In general, 3D magnetic reconnection occurs on a separator line that is analogous to a two-dimensional (2D) X-line. The legs of this line, called separatrices, correspond to fans (Σ-surfaces) bounded by spines (γ-lines) that emerge from the nulls^1,2,3,4. 3D reconnection models are fundamentally based on chains of A–B null pairs^1,2,3,4,8,9. (The classification of a null depends on whether the field along the separator line converges (A) or diverges (B) from the null point, as shown in Fig. 1d.) Identification of A–B null pairs and identification of the separator and associated structures such as spines and fans are fundamental to increasing our understanding of 3D reconnection.

Figure 1: The 3D reconnection configuration.

a, The locations of the Cluster tetrahedron at two times separated by 2.808 s, in a frame moving with the average drift speed of nulls and origin at the 09:48:25.593 UT position of spacecraft C3, (−16.2, 7.9, 0.5) R_E in GSM coordinates. The yellow dots indicate the locations of two nulls calculated from linear interpolation at moments shown in Table 1. The red arrows from the dots represent the directions of movement of the nulls and the black arrows are a₃ for the A null and b₃ for the B null, showing the trend of the null–null line. b, The reconnection region in the magnetotail (red rectangle). c, The X–Z-plane 2D projection of the 3D reconnection geometry. d, Topological structure of 3D reconnection with observed A and B nulls, fan surfaces Σ_A and Σ_B and spine lines γ_A and γ_B in GSM. The fans Σ_A (bounded by γ_B) and Σ_B (bounded by γ_A) intersect along the null–null line (shown in purple). The characteristic directions of all vectors and surfaces were calculated from Cluster data (Table 1).

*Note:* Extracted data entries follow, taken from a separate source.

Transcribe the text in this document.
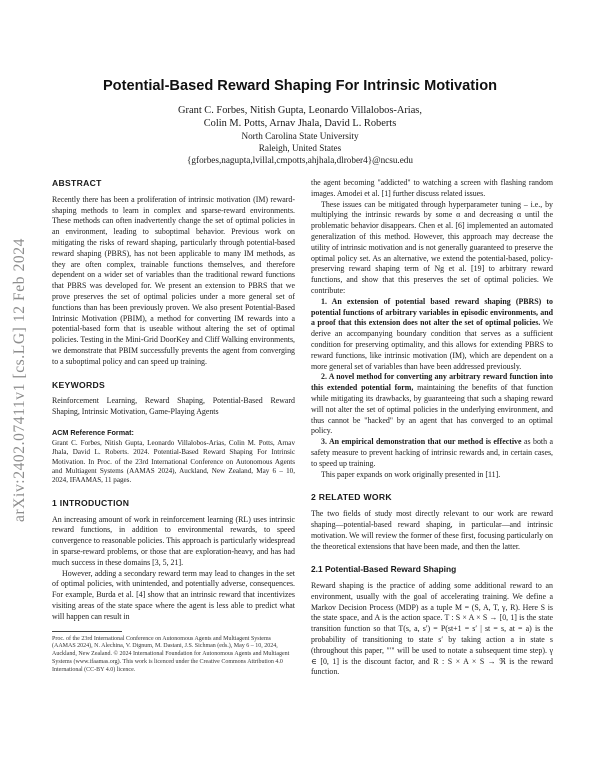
arXiv:2402.07411v1 [cs.LG] 12 Feb 2024
Potential-Based Reward Shaping For Intrinsic Motivation
Grant C. Forbes, Nitish Gupta, Leonardo Villalobos-Arias,
Colin M. Potts, Arnav Jhala, David L. Roberts
North Carolina State University
Raleigh, United States
{gforbes,nagupta,lvillal,cmpotts,ahjhala,dlrober4}@ncsu.edu

ABSTRACT

Recently there has been a proliferation of intrinsic motivation (IM) reward-shaping methods to learn in complex and sparse-reward environments. These methods can often inadvertently change the set of optimal policies in an environment, leading to suboptimal behavior. Previous work on mitigating the risks of reward shaping, particularly through potential-based reward shaping (PBRS), has not been applicable to many IM methods, as they are often complex, trainable functions themselves, and therefore dependent on a wider set of variables than the traditional reward functions that PBRS was developed for. We present an extension to PBRS that we prove preserves the set of optimal policies under a more general set of functions than has been previously proven. We also present Potential-Based Intrinsic Motivation (PBIM), a method for converting IM rewards into a potential-based form that is useable without altering the set of optimal policies. Testing in the Mini-Grid DoorKey and Cliff Walking environments, we demonstrate that PBIM successfully prevents the agent from converging to a suboptimal policy and can speed up training.

KEYWORDS

Reinforcement Learning, Reward Shaping, Potential-Based Reward Shaping, Intrinsic Motivation, Game-Playing Agents

ACM Reference Format:

Grant C. Forbes, Nitish Gupta, Leonardo Villalobos-Arias, Colin M. Potts, Arnav Jhala, David L. Roberts. 2024. Potential-Based Reward Shaping For Intrinsic Motivation. In Proc. of the 23rd International Conference on Autonomous Agents and Multiagent Systems (AAMAS 2024), Auckland, New Zealand, May 6 – 10, 2024, IFAAMAS, 11 pages.

1 INTRODUCTION

An increasing amount of work in reinforcement learning (RL) uses intrinsic reward functions, in addition to environmental rewards, to speed convergence to reasonable policies. This approach is particularly widespread in sparse-reward problems, or those that are exploration-heavy, and has had much success in these domains [3, 5, 21].

However, adding a secondary reward term may lead to changes in the set of optimal policies, with unintended, and potentially adverse, consequences. For example, Burda et al. [4] show that an intrinsic reward that incentivizes visiting areas of the state space where the agent is less able to predict what will happen can result in

Proc. of the 23rd International Conference on Autonomous Agents and Multiagent Systems (AAMAS 2024), N. Alechina, V. Dignum, M. Dastani, J.S. Sichman (eds.), May 6 – 10, 2024, Auckland, New Zealand. © 2024 International Foundation for Autonomous Agents and Multiagent Systems (www.ifaamas.org). This work is licenced under the Creative Commons Attribution 4.0 International (CC-BY 4.0) licence.

the agent becoming "addicted" to watching a screen with flashing random images. Amodei et al. [1] further discuss related issues.

These issues can be mitigated through hyperparameter tuning – i.e., by multiplying the intrinsic rewards by some α and decreasing α until the problematic behavior disappears. Chen et al. [6] implemented an automated generalization of this method. However, this approach may decrease the utility of intrinsic motivation and is not generally guaranteed to preserve the optimal policy set. As an alternative, we extend the potential-based, policy-preserving reward shaping term of Ng et al. [19] to arbitrary reward functions, and show that this preserves the set of optimal policies. We contribute:

1. An extension of potential based reward shaping (PBRS) to potential functions of arbitrary variables in episodic environments, and a proof that this extension does not alter the set of optimal policies. We derive an accompanying boundary condition that serves as a sufficient condition for preserving optimality, and this allows for extending PBRS to reward functions, like intrinsic motivation (IM), which are dependent on a more general set of variables than have been addressed previously.

2. A novel method for converting any arbitrary reward function into this extended potential form, maintaining the benefits of that function while mitigating its drawbacks, by guaranteeing that such a shaping reward will not alter the set of optimal policies in the underlying environment, and thus cannot be "hacked" by an agent that has converged to an optimal policy.

3. An empirical demonstration that our method is effective as both a safety measure to prevent hacking of intrinsic rewards and, in certain cases, to speed up training.

This paper expands on work originally presented in [11].

2 RELATED WORK

The two fields of study most directly relevant to our work are reward shaping—potential-based reward shaping, in particular—and intrinsic motivation. We will review the former of these first, focusing particularly on the theoretical extensions that have been made, and then the latter.

2.1 Potential-Based Reward Shaping

Reward shaping is the practice of adding some additional reward to an environment, usually with the goal of accelerating training. We define a Markov Decision Process (MDP) as a tuple M = (S, A, T, γ, R). Here S is the state space, and A is the action space. T : S × A × S → [0, 1] is the state transition function so that T(s, a, s′) = P(st+1 = s′ | st = s, at = a) is the probability of transitioning to state s′ by taking action a in state s (throughout this paper, "′" will be used to notate a subsequent time step). γ ∈ [0, 1] is the discount factor, and R : S × A × S → ℜ is the reward function.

Identification of null–null lines and their neighbouring 3D structure and associated dynamics has been attempted for solar coronal plasmas^10,11. Recently, Xiao et al. successfully identified an isolated magnetic null point related to a reconnection region in the magnetotail of the earth⁹. These authors made use of measurements provided by the Cluster mission¹², which provides data from four similarly instrumented spacecraft that form a tetrahedron in space, thereby providing unique opportunities to detect small-scale 3D plasma structures. In their analysis, these authors applied the Poincaré-index method^13,14 to infer the presence of a true magnetic null point.

Here we analyse an event on 1 October 2001 between 09:36 UT and 09:55 UT, during which time the Cluster spacecraft meandered several times around a reconnection region in the magnetotail, near ∼(−16.3,7.9,0.9) R_E GSM (in geocentric solar magnetospheric coordinates), where R_E is the Earth’s radius. As shown in Fig. 1a, the four spacecraft were separated by less than 2,250 km. Four-second-average data from the Fluxgate Magnetometer (FGM)¹⁵ for the magnetic field (B) and the Cluster Ion Spectrometer (CIS)¹⁶ for the plasma density (N) and velocity (V) during the interval 09:45–09:51 UT are plotted for spacecraft C4 in Fig. 2a–c. The event has previously been extensively studied assuming a 2D structure for reconnection^17,18,19,20. A tailward passage of the X-line with respect to the Cluster tetrahedron from 09:47 to 09:51 UT is shown. The measured magnetic field and flow velocity patterns match the 2D Hall reconnection picture^21,22.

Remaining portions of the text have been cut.